CALGARY — The Alberta government is making itself the official proponent of a new oil pipeline to Canada’s West Coast, part of its ongoing push for federal support of a major project that would expand the energy industry’s export capacity.
Premier Danielle Smith’s government plans to submit plans for the pipeline by next spring to the newly formed federal Major Projects Office, according to details announced on Wednesday.
“We won’t see a proponent until we have the laws fixed, and so we’re prepared to be the proponent to get it to that point,” Smith said at a press conference.
The proposal comes as Smith seeks what she calls a “grand bargain” between Ottawa and the province’s oil and gas sector. Under it, oil producers would dramatically lower their on-site carbon emissions in exchange for a new pipeline that would give them greater access to Asian markets and reduce their dependence on U.S. refineries.
Finding the right path: The province hasn’t yet chosen a specific route, but it would likely begin in Edmonton and ship bitumen to a port in either Prince Rupert or Kitimat, B.C., a government official said. If built as planned, it would transport roughly one million barrels per day, more than the expanded 890,000-barrel-per-day Trans Mountain pipeline that came online in 2024.
Three major pipeline companies—Enbridge, Trans Mountain and South Bow—will offer technical support to determine the design and proposed course. The province will use AI with the help of the Edmonton-based Alberta Machine Intelligence Institute to choose a specific route.
To lead the design work, the province also appointed a 10-person technical advisory group that includes Cenovus executive chair Alex Pourbaix, former Enbridge CEO Al Monaco, and others.
Alberta expects the initial designs to cost around $14 million.
No (private) money, no problem: The proposal currently has no private-sector financial backers, which puts the province in the unusual position of putting forward its own multibillion-dollar energy project using taxpayer dollars. Once it’s completed those steps, it intends to sell the project to a private-sector operator, Smith said.
Wednesday’s move signals Alberta’s determination to push a new oil pipeline forward in the absence of a private proponent. It also speaks to the barriers facing companies that seek to build major energy projects, which have repeatedly run aground in Canada due to regulatory and legal challenges.

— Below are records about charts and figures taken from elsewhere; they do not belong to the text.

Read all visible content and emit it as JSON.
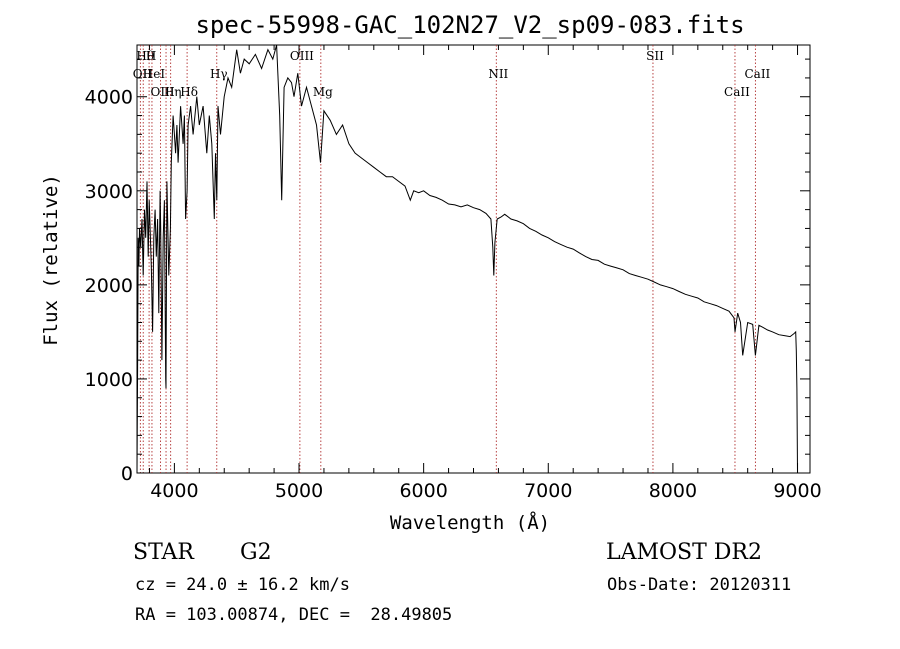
{
  "chart_data": {
    "type": "line",
    "title": "spec-55998-GAC_102N27_V2_sp09-083.fits",
    "xlabel": "Wavelength (Å)",
    "ylabel": "Flux (relative)",
    "xlim": [
      3700,
      9100
    ],
    "ylim": [
      0,
      4550
    ],
    "xticks": [
      4000,
      5000,
      6000,
      7000,
      8000,
      9000
    ],
    "yticks": [
      0,
      1000,
      2000,
      3000,
      4000
    ],
    "grid": false,
    "spectrum": {
      "x": [
        3700,
        3705,
        3710,
        3715,
        3720,
        3730,
        3740,
        3750,
        3760,
        3770,
        3780,
        3790,
        3798,
        3805,
        3815,
        3825,
        3835,
        3845,
        3855,
        3865,
        3875,
        3885,
        3890,
        3900,
        3910,
        3920,
        3930,
        3933,
        3940,
        3955,
        3968,
        3975,
        3990,
        4000,
        4010,
        4020,
        4030,
        4050,
        4070,
        4080,
        4090,
        4102,
        4110,
        4130,
        4150,
        4180,
        4200,
        4230,
        4260,
        4280,
        4300,
        4320,
        4330,
        4340,
        4350,
        4370,
        4400,
        4430,
        4460,
        4480,
        4500,
        4530,
        4560,
        4600,
        4650,
        4700,
        4750,
        4790,
        4820,
        4845,
        4861,
        4880,
        4910,
        4940,
        4960,
        4990,
        5020,
        5060,
        5100,
        5140,
        5172,
        5200,
        5250,
        5300,
        5350,
        5400,
        5450,
        5500,
        5550,
        5600,
        5650,
        5700,
        5750,
        5800,
        5850,
        5893,
        5920,
        5960,
        6000,
        6050,
        6100,
        6150,
        6200,
        6250,
        6300,
        6350,
        6400,
        6450,
        6500,
        6540,
        6555,
        6563,
        6572,
        6590,
        6620,
        6650,
        6700,
        6750,
        6800,
        6850,
        6900,
        6950,
        7000,
        7050,
        7100,
        7150,
        7200,
        7250,
        7300,
        7350,
        7400,
        7450,
        7500,
        7550,
        7600,
        7650,
        7700,
        7750,
        7800,
        7850,
        7900,
        7950,
        8000,
        8050,
        8100,
        8150,
        8200,
        8250,
        8300,
        8350,
        8400,
        8450,
        8490,
        8498,
        8520,
        8542,
        8560,
        8600,
        8640,
        8662,
        8690,
        8720,
        8760,
        8800,
        8850,
        8900,
        8940,
        8970,
        8985,
        8990,
        8995,
        9000
      ],
      "y": [
        0,
        1100,
        2500,
        2200,
        2600,
        2400,
        2700,
        2100,
        2800,
        2500,
        3100,
        2300,
        2900,
        2600,
        2200,
        1500,
        2500,
        2800,
        2300,
        2700,
        1700,
        3000,
        2600,
        1200,
        2500,
        2900,
        1000,
        900,
        3100,
        2100,
        2600,
        3300,
        3800,
        3600,
        3400,
        3700,
        3300,
        3900,
        3500,
        3800,
        2700,
        3000,
        3700,
        3900,
        3600,
        4000,
        3700,
        3900,
        3400,
        3800,
        3500,
        2700,
        3400,
        2900,
        3900,
        3600,
        4000,
        4200,
        4100,
        4300,
        4500,
        4250,
        4400,
        4350,
        4450,
        4300,
        4500,
        4400,
        4550,
        3800,
        2900,
        4100,
        4200,
        4150,
        4000,
        4250,
        3900,
        4100,
        3900,
        3700,
        3300,
        3850,
        3750,
        3600,
        3700,
        3500,
        3400,
        3350,
        3300,
        3250,
        3200,
        3150,
        3150,
        3100,
        3050,
        2900,
        3000,
        2980,
        3000,
        2950,
        2930,
        2900,
        2860,
        2850,
        2830,
        2850,
        2820,
        2800,
        2760,
        2700,
        2400,
        2100,
        2450,
        2700,
        2720,
        2750,
        2700,
        2680,
        2650,
        2600,
        2570,
        2530,
        2500,
        2460,
        2430,
        2400,
        2380,
        2340,
        2300,
        2270,
        2260,
        2220,
        2200,
        2180,
        2160,
        2120,
        2100,
        2080,
        2060,
        2030,
        2000,
        1980,
        1960,
        1930,
        1900,
        1880,
        1860,
        1820,
        1800,
        1780,
        1750,
        1720,
        1650,
        1500,
        1700,
        1600,
        1250,
        1600,
        1580,
        1250,
        1570,
        1550,
        1520,
        1500,
        1470,
        1460,
        1450,
        1480,
        1500,
        1300,
        900,
        0
      ]
    },
    "lines": [
      {
        "x": 3750,
        "label": "Hθ",
        "row": 0
      },
      {
        "x": 3797,
        "label": "H",
        "row": 0
      },
      {
        "x": 3727,
        "label": "OII",
        "row": 1
      },
      {
        "x": 3820,
        "label": "HeI",
        "row": 1
      },
      {
        "x": 3889,
        "label": "OIII",
        "row": 2
      },
      {
        "x": 3970,
        "label": "Hη",
        "row": 2
      },
      {
        "x": 3933,
        "label": "",
        "row": 2
      },
      {
        "x": 4102,
        "label": "Hδ",
        "row": 2
      },
      {
        "x": 4340,
        "label": "Hγ",
        "row": 1
      },
      {
        "x": 5007,
        "label": "OIII",
        "row": 0
      },
      {
        "x": 5175,
        "label": "Mg",
        "row": 2
      },
      {
        "x": 6583,
        "label": "NII",
        "row": 1
      },
      {
        "x": 7840,
        "label": "SII",
        "row": 0
      },
      {
        "x": 8498,
        "label": "CaII",
        "row": 2
      },
      {
        "x": 8662,
        "label": "CaII",
        "row": 1
      }
    ]
  },
  "info": {
    "object_class": "STAR",
    "subclass": "G2",
    "survey": "LAMOST DR2",
    "cz": "cz = 24.0 ± 16.2 km/s",
    "obs_date": "Obs-Date: 20120311",
    "radec": "RA = 103.00874, DEC =  28.49805"
  }
}
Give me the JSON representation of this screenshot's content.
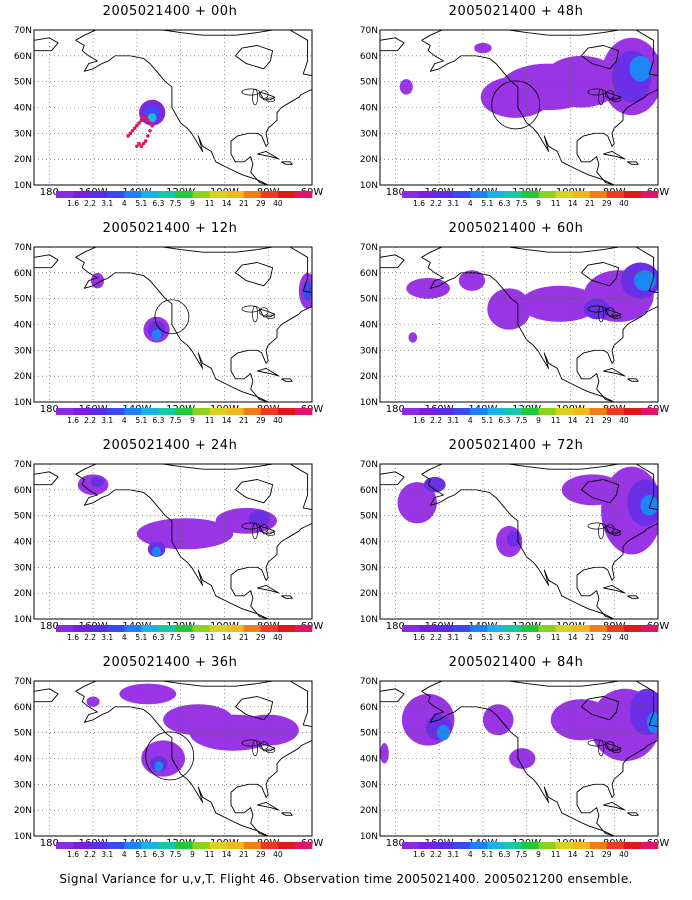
{
  "panels": [
    {
      "title": "2005021400 + 00h"
    },
    {
      "title": "2005021400 + 48h"
    },
    {
      "title": "2005021400 + 12h"
    },
    {
      "title": "2005021400 + 60h"
    },
    {
      "title": "2005021400 + 24h"
    },
    {
      "title": "2005021400 + 72h"
    },
    {
      "title": "2005021400 + 36h"
    },
    {
      "title": "2005021400 + 84h"
    }
  ],
  "lat_labels": [
    "70N",
    "60N",
    "50N",
    "40N",
    "30N",
    "20N",
    "10N"
  ],
  "lon_labels": [
    "180",
    "160W",
    "140W",
    "120W",
    "100W",
    "80W",
    "60W"
  ],
  "colorbar": {
    "labels": [
      "1.6",
      "2.2",
      "3.1",
      "4",
      "5.1",
      "6.3",
      "7.5",
      "9",
      "11",
      "14",
      "21",
      "29",
      "40"
    ],
    "colors": [
      "#8a2be2",
      "#7a1fe0",
      "#5a2ee6",
      "#3c48f0",
      "#1f7ff7",
      "#1cb2e6",
      "#18c8a5",
      "#22c83a",
      "#8ad21c",
      "#d8d21e",
      "#f0b81c",
      "#f07e16",
      "#ee3a22",
      "#e01818",
      "#e0156a"
    ]
  },
  "footer": "Signal Variance for u,v,T. Flight 46. Observation time 2005021400. 2005021200 ensemble.",
  "map": {
    "lon_range": [
      "170E",
      "60W"
    ],
    "lat_range": [
      "10N",
      "70N"
    ],
    "grid": "dotted",
    "observation_marks": "red dots (00h panel)",
    "circle_marks": [
      "48h",
      "12h",
      "36h"
    ]
  }
}
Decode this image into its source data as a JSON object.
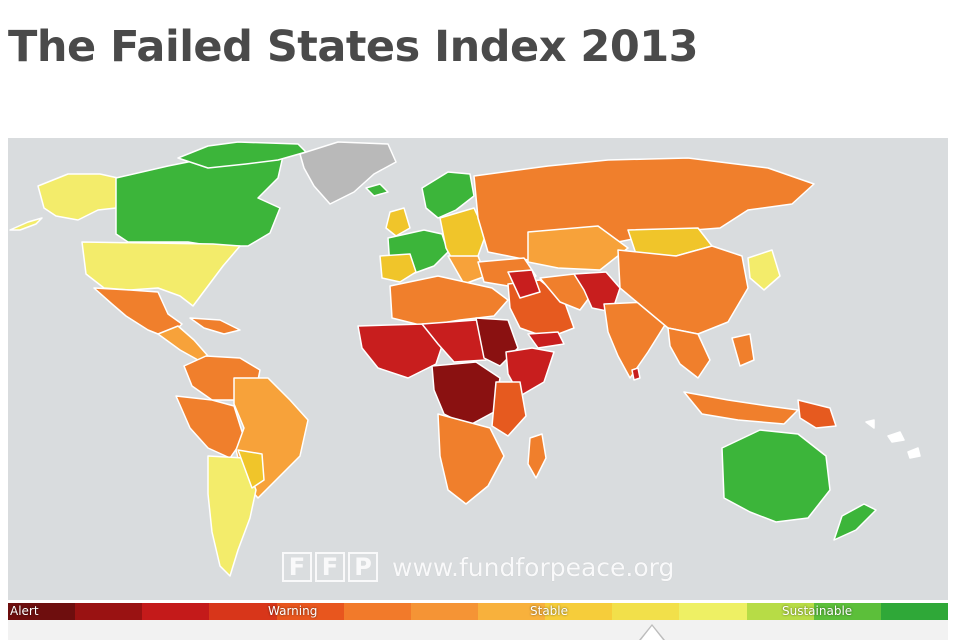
{
  "page": {
    "title": "The Failed States Index 2013"
  },
  "map": {
    "watermark": {
      "logo_letters": [
        "F",
        "F",
        "P"
      ],
      "website": "www.fundforpeace.org"
    },
    "colors": {
      "ocean": "#d9dcde",
      "no_data": "#b9b9b9",
      "sustainable": "#3cb53a",
      "stable_light": "#f3ec6b",
      "stable": "#f0c52a",
      "warning_light": "#f7a23a",
      "warning": "#f07f2c",
      "warning_dark": "#e65a1f",
      "alert": "#c81e1e",
      "alert_dark": "#8a1111"
    }
  },
  "legend": {
    "labels": {
      "alert": "Alert",
      "warning": "Warning",
      "stable": "Stable",
      "sustainable": "Sustainable"
    },
    "segments": [
      "#6e0e0e",
      "#9a1212",
      "#c41a1a",
      "#d8361a",
      "#e8561e",
      "#f27a2a",
      "#f59435",
      "#f8b13c",
      "#f6cd3a",
      "#f2e04a",
      "#eef064",
      "#b7dc46",
      "#5cbf3a",
      "#2fa838"
    ]
  }
}
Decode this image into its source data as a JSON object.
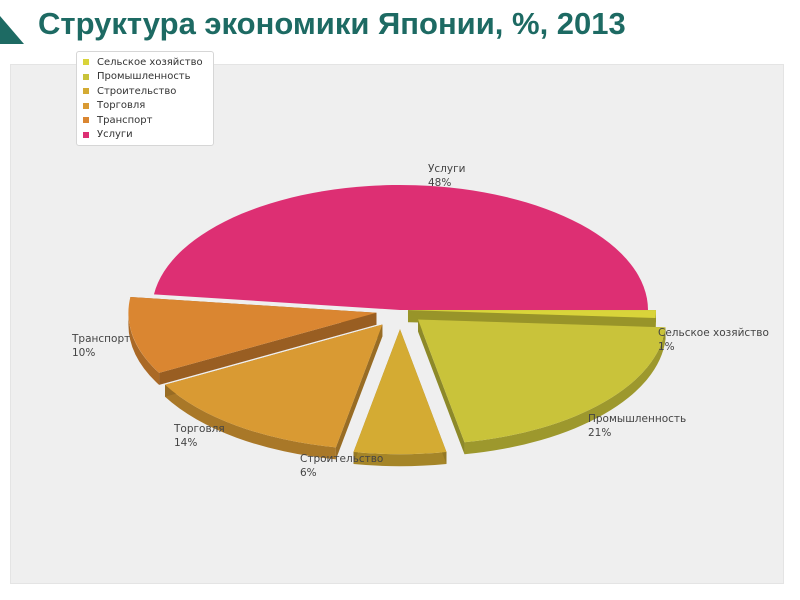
{
  "title": "Структура экономики Японии, %, 2013",
  "colors": {
    "accent": "#1d6a63"
  },
  "chart_data": {
    "type": "pie",
    "title": "",
    "legend_position": "top-left",
    "slices": [
      {
        "name": "Сельское хозяйство",
        "value": 1,
        "label": "1%",
        "color": "#d9d43a"
      },
      {
        "name": "Промышленность",
        "value": 21,
        "label": "21%",
        "color": "#c9c33a"
      },
      {
        "name": "Строительство",
        "value": 6,
        "label": "6%",
        "color": "#d4ab33"
      },
      {
        "name": "Торговля",
        "value": 14,
        "label": "14%",
        "color": "#d99a33"
      },
      {
        "name": "Транспорт",
        "value": 10,
        "label": "10%",
        "color": "#da8631"
      },
      {
        "name": "Услуги",
        "value": 48,
        "label": "48%",
        "color": "#dd2f73"
      }
    ]
  }
}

Canada’s largest oil and gas companies have said they need a range of policy changes before they would consider backing a major pipeline. A key requirement is for Ottawa to designate the project as being in the “national interest,” which it can now do through its Major Projects Office, led by former TransAlta CEO Dawn Farrell.
Industry has also called on Ottawa to improve regulatory clarity, loosen its proposed oil emissions cap and remove its ban on oil tankers along the northern B.C. coast.